Read this before docs/engine-performance.md if words like "hot path," "allocation," and "throughput" still feel abstract.
What performance means here
For this repo, performance mostly means:
- how much work the engine does per order
- how much memory it allocates while doing that work
- which data structures help or hurt under load
You do not need advanced math to follow this.
Three words to know first
Hot path
The hot path is the code that runs most often or matters most for speed.
In this project, that usually means:
- validate
- inspect best price
- match
- update state
- return results
Allocation
An allocation means the program asks for heap memory.
Allocations are not always bad. They just matter because repeated allocations can add overhead.
Throughput
Throughput means how much work can be completed over time.
For this repo, think:
- how many orders can this path process efficiently?
What is cheap vs expensive in this engine
Usually cheaper:
- copying small value types like
PriceorOrderId - reading the best price from the edge of a
BTreeMap - popping the head of a price level
Usually more expensive:
- creating lots of result objects
- building event vectors
- cloning
MarketIdinto trades - doing more bookkeeping on every mutation
- walking large parts of the book for invariant checks
Why benchmarks matter
Your intuition will often be wrong.
That is normal.
A change can:
- improve one microcase
- hurt the main engine
- look cleaner but run slower
- look more advanced but allocate more
This project already hit that exact situation.
So the rule is:
measure first, trust the benchmark, then decide.
The key beginner lesson
Do not think of performance as "make everything faster."
Think of it as:
- find the expensive path
- form a concrete hypothesis
- measure the result
- keep or reject the change
That is the habit you want to learn from this repo.
What to focus on when reading the performance docs
Look for answers to these questions:
- What code runs for every accepted order?
- What work happens only for rich results?

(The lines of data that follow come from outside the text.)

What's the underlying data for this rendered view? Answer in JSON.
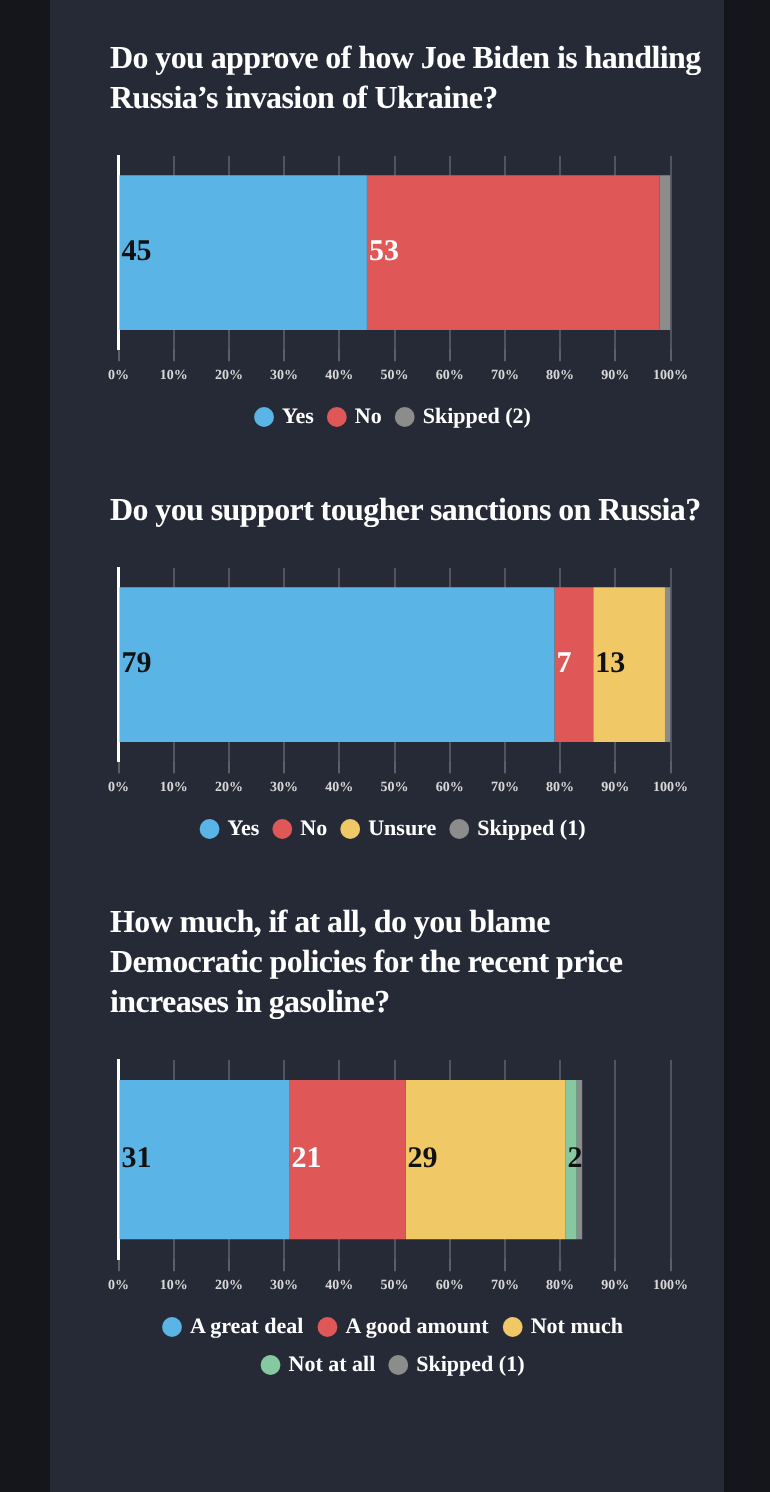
{
  "chart_data": [
    {
      "type": "bar",
      "orientation": "horizontal",
      "stacked": true,
      "title": "Do you approve of how Joe Biden is handling Russia’s invasion of Ukraine?",
      "categories": [
        null
      ],
      "series": [
        {
          "name": "Yes",
          "color": "#5ab4e6",
          "values": [
            45
          ],
          "value_labels": [
            "45"
          ]
        },
        {
          "name": "No",
          "color": "#e05757",
          "values": [
            53
          ],
          "value_labels": [
            "53"
          ]
        },
        {
          "name": "Skipped (2)",
          "color": "#8c8c8c",
          "values": [
            2
          ],
          "value_labels": [
            null
          ]
        }
      ],
      "xlim": [
        0,
        100
      ],
      "xticks": [
        {
          "value": 0,
          "label": "0%"
        },
        {
          "value": 10,
          "label": "10%"
        },
        {
          "value": 20,
          "label": "20%"
        },
        {
          "value": 30,
          "label": "30%"
        },
        {
          "value": 40,
          "label": "40%"
        },
        {
          "value": 50,
          "label": "50%"
        },
        {
          "value": 60,
          "label": "60%"
        },
        {
          "value": 70,
          "label": "70%"
        },
        {
          "value": 80,
          "label": "80%"
        },
        {
          "value": 90,
          "label": "90%"
        },
        {
          "value": 100,
          "label": "100%"
        }
      ],
      "grid": "x",
      "legend": "bottom",
      "marker": "circle"
    },
    {
      "type": "bar",
      "orientation": "horizontal",
      "stacked": true,
      "title": "Do you support tougher sanctions on Russia?",
      "categories": [
        null
      ],
      "series": [
        {
          "name": "Yes",
          "color": "#5ab4e6",
          "values": [
            79
          ],
          "value_labels": [
            "79"
          ]
        },
        {
          "name": "No",
          "color": "#e05757",
          "values": [
            7
          ],
          "value_labels": [
            "7"
          ]
        },
        {
          "name": "Unsure",
          "color": "#f0c865",
          "values": [
            13
          ],
          "value_labels": [
            "13"
          ]
        },
        {
          "name": "Skipped (1)",
          "color": "#8c8c8c",
          "values": [
            1
          ],
          "value_labels": [
            null
          ]
        }
      ],
      "xlim": [
        0,
        100
      ],
      "xticks": [
        {
          "value": 0,
          "label": "0%"
        },
        {
          "value": 10,
          "label": "10%"
        },
        {
          "value": 20,
          "label": "20%"
        },
        {
          "value": 30,
          "label": "30%"
        },
        {
          "value": 40,
          "label": "40%"
        },
        {
          "value": 50,
          "label": "50%"
        },
        {
          "value": 60,
          "label": "60%"
        },
        {
          "value": 70,
          "label": "70%"
        },
        {
          "value": 80,
          "label": "80%"
        },
        {
          "value": 90,
          "label": "90%"
        },
        {
          "value": 100,
          "label": "100%"
        }
      ],
      "grid": "x",
      "legend": "bottom",
      "marker": "circle"
    },
    {
      "type": "bar",
      "orientation": "horizontal",
      "stacked": true,
      "title": "How much, if at all, do you blame Democratic policies for the recent price increases in gasoline?",
      "categories": [
        null
      ],
      "series": [
        {
          "name": "A great deal",
          "color": "#5ab4e6",
          "values": [
            31
          ],
          "value_labels": [
            "31"
          ]
        },
        {
          "name": "A good amount",
          "color": "#e05757",
          "values": [
            21
          ],
          "value_labels": [
            "21"
          ]
        },
        {
          "name": "Not much",
          "color": "#f0c865",
          "values": [
            29
          ],
          "value_labels": [
            "29"
          ]
        },
        {
          "name": "Not at all",
          "color": "#86c9a0",
          "values": [
            2
          ],
          "value_labels": [
            "2"
          ]
        },
        {
          "name": "Skipped (1)",
          "color": "#8c8c8c",
          "values": [
            1
          ],
          "value_labels": [
            null
          ]
        }
      ],
      "xlim": [
        0,
        100
      ],
      "xticks": [
        {
          "value": 0,
          "label": "0%"
        },
        {
          "value": 10,
          "label": "10%"
        },
        {
          "value": 20,
          "label": "20%"
        },
        {
          "value": 30,
          "label": "30%"
        },
        {
          "value": 40,
          "label": "40%"
        },
        {
          "value": 50,
          "label": "50%"
        },
        {
          "value": 60,
          "label": "60%"
        },
        {
          "value": 70,
          "label": "70%"
        },
        {
          "value": 80,
          "label": "80%"
        },
        {
          "value": 90,
          "label": "90%"
        },
        {
          "value": 100,
          "label": "100%"
        }
      ],
      "grid": "x",
      "legend": "bottom",
      "marker": "circle"
    }
  ]
}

- What work happens only because of safety checks?
- Which structure was chosen for clarity, and which for speed?
- Which optimization ideas failed?
What not to do while learning performance
Do not immediately chase:
- lock-free ideas
- async ideas
- OS tuning
- network tuning
- exotic low-level containers
Those may matter later, but they are not the first lesson of this project.
The first lesson is:
understand the current cost model before trying to replace it.